Let's split Serialize up into two classes -- call them Read and Show -- and simplify them a bit (so e.g. read can't fail).
So we have
class Show a where show :: a -> String
class Read a where read :: String -> a
We can make an existential container for a Show-able value:
data ShowEx where
ShowEx :: forall a. Show a => a -> ShowEx
-- non-GADT: data ShowEx = forall a. Show a => ShowEx a
But of course ShowEx is isomorphic to String, so there isn't a whole lot point to this. But note that an existential for Read is has even less point:
data ReadEx where
ReadEx :: forall a. Read a => a -> ReadEx
-- non-GADT: data ReadEx = forall a. Read a => ReadEx a
When I give you a ReadEx -- i.e. ∃a. Read a *> a -- it means that you have a value of some type, and you don't know what the type is, but you can a String into another value of the same type. But you can't do anything with it! read only produces as, but that doesn't do you any good when you don't know what a is.

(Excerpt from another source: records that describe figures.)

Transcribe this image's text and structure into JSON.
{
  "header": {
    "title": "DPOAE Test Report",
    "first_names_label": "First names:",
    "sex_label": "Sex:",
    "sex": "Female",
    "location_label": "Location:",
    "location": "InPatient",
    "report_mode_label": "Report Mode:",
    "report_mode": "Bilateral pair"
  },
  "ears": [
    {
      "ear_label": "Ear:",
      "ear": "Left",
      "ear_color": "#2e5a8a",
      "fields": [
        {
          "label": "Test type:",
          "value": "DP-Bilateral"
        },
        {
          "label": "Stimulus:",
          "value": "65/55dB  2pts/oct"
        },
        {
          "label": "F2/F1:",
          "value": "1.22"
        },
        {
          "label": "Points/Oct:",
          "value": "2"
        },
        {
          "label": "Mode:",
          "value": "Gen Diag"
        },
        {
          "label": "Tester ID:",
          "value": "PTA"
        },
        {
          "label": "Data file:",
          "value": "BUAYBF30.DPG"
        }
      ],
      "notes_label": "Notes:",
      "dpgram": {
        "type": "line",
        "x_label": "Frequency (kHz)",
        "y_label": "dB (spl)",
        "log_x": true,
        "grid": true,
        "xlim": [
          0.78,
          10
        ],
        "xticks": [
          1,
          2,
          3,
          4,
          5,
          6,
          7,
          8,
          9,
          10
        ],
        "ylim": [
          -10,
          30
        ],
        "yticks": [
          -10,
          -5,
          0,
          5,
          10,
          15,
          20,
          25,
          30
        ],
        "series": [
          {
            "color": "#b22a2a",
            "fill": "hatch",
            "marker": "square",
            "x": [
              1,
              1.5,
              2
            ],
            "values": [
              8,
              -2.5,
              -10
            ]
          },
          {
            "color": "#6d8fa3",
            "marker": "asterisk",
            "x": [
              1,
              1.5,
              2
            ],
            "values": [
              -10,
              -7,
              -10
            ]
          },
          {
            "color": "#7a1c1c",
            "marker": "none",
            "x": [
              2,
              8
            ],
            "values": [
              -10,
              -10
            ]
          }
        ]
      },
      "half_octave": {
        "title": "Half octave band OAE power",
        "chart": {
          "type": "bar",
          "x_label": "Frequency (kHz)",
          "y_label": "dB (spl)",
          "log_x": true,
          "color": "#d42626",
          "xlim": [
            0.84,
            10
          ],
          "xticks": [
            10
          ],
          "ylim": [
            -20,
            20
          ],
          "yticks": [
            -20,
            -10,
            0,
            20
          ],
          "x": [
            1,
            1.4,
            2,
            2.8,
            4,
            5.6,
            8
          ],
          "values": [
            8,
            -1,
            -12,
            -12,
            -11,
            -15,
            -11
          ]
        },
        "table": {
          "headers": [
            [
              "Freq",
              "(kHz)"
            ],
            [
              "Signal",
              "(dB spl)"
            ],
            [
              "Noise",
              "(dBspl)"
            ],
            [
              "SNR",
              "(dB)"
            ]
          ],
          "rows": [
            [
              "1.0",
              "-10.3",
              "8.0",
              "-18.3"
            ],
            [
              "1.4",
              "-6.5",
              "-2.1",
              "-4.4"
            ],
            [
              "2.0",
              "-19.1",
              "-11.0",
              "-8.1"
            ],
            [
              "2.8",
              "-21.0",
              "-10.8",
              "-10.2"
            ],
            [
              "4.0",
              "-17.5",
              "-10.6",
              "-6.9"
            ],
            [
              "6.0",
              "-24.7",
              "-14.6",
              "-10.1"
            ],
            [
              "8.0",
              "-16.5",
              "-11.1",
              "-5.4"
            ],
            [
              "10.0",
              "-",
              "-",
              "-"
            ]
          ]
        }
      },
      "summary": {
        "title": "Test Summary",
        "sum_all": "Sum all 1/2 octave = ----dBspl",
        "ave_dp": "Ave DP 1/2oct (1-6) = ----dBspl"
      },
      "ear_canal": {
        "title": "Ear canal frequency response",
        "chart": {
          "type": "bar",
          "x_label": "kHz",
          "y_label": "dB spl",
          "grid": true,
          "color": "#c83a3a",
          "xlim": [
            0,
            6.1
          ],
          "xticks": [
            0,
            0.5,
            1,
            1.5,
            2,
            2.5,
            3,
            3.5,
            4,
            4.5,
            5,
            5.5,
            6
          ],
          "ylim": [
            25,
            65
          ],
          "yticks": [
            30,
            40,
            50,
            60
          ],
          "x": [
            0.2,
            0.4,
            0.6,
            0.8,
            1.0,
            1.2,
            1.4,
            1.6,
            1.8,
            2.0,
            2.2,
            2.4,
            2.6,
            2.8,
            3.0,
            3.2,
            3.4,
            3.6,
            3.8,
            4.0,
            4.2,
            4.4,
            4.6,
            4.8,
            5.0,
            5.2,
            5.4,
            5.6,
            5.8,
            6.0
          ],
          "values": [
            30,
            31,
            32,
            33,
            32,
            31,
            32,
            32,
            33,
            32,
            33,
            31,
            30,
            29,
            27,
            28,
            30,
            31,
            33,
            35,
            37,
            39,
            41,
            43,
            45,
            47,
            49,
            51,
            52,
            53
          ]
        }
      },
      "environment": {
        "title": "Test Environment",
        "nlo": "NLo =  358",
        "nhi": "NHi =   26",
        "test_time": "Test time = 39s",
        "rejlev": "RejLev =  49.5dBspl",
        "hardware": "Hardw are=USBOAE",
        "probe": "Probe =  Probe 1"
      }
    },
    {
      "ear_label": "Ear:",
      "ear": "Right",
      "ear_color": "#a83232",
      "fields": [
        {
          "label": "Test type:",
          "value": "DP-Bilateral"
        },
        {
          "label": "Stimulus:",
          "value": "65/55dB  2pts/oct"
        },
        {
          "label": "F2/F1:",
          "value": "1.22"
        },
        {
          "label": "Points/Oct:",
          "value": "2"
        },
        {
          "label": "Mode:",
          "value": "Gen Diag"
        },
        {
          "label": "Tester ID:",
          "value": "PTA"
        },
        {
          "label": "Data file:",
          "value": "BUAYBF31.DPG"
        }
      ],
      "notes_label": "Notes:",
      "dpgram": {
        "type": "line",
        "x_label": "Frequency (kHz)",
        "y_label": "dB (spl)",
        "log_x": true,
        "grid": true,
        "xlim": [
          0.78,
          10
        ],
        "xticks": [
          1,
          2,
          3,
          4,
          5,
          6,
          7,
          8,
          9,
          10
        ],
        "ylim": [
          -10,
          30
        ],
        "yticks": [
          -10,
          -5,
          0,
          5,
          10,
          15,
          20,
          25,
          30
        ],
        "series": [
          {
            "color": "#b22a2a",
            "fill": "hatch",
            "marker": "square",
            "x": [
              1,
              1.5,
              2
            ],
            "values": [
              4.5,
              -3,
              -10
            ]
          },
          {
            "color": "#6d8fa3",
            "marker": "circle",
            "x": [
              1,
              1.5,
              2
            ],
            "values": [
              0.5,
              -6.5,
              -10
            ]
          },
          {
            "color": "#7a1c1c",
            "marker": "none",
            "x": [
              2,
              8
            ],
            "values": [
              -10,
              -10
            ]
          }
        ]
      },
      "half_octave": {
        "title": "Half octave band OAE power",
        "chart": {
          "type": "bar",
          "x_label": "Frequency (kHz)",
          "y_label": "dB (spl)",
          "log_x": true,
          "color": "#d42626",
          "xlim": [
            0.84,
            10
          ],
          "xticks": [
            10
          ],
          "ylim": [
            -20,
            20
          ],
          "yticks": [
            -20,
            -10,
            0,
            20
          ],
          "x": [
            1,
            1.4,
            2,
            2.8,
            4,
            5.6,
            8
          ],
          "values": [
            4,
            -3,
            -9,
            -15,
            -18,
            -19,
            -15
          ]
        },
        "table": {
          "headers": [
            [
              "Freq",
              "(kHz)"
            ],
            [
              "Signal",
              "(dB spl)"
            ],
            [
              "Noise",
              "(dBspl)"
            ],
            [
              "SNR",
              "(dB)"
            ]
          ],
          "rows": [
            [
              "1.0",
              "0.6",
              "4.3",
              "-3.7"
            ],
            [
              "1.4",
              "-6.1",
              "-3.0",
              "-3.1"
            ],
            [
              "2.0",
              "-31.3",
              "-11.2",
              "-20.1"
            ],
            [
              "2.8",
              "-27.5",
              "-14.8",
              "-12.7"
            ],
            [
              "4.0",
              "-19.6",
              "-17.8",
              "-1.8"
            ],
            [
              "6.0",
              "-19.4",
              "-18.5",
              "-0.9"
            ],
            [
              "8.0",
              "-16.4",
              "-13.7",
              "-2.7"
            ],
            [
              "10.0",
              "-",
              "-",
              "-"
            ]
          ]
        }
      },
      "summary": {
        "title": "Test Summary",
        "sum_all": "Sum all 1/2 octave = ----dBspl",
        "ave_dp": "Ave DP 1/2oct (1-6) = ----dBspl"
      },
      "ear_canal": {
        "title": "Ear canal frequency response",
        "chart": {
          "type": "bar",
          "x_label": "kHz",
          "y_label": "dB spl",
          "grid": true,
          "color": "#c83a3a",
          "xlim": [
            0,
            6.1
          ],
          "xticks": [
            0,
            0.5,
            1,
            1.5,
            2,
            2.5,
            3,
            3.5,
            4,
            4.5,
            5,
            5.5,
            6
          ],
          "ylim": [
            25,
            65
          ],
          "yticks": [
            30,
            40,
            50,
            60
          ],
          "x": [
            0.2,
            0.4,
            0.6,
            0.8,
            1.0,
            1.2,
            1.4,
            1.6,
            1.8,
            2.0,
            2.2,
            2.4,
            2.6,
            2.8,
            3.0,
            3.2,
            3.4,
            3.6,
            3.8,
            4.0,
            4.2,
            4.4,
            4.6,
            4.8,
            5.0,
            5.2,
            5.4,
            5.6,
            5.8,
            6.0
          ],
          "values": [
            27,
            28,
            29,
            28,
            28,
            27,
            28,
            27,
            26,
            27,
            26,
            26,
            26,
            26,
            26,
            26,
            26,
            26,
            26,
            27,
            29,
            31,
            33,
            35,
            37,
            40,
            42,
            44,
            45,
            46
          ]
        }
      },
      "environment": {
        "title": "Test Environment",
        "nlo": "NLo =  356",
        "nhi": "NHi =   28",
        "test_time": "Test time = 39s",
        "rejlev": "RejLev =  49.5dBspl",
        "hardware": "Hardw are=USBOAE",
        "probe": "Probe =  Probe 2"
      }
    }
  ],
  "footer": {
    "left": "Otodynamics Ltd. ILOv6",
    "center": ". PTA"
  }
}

What you might want with Read would be a type that lets the caller choose -- i.e., a universal. Something like
newtype ReadUn where
ReadUn :: (forall a. Read a => a) -> ReadUn
-- non-GADT: newtype ReadUn = ReadUn (forall a. Read a => a)
(Like ReadEx, you could make ShowUn -- i.e. ∀a. Show a => a -- and it would be just as useless.)
Note that ShowEx is essentially the argument to show -- i.e. show :: (∃a. Show a *> a) -> String -- and ReadUn is essentially the return value of read -- i.e. read :: String -> (∀a. Read a => a).
So what are you asking for, an existential or a universal? You can certainly make something like ∀a. (Show a, Read a) => a or ∃a. (Show a, Read a) *> a, but neither does you much good here. The real issue is the quantifier.
(I asked a question a while ago where I talked about some of this in another context.)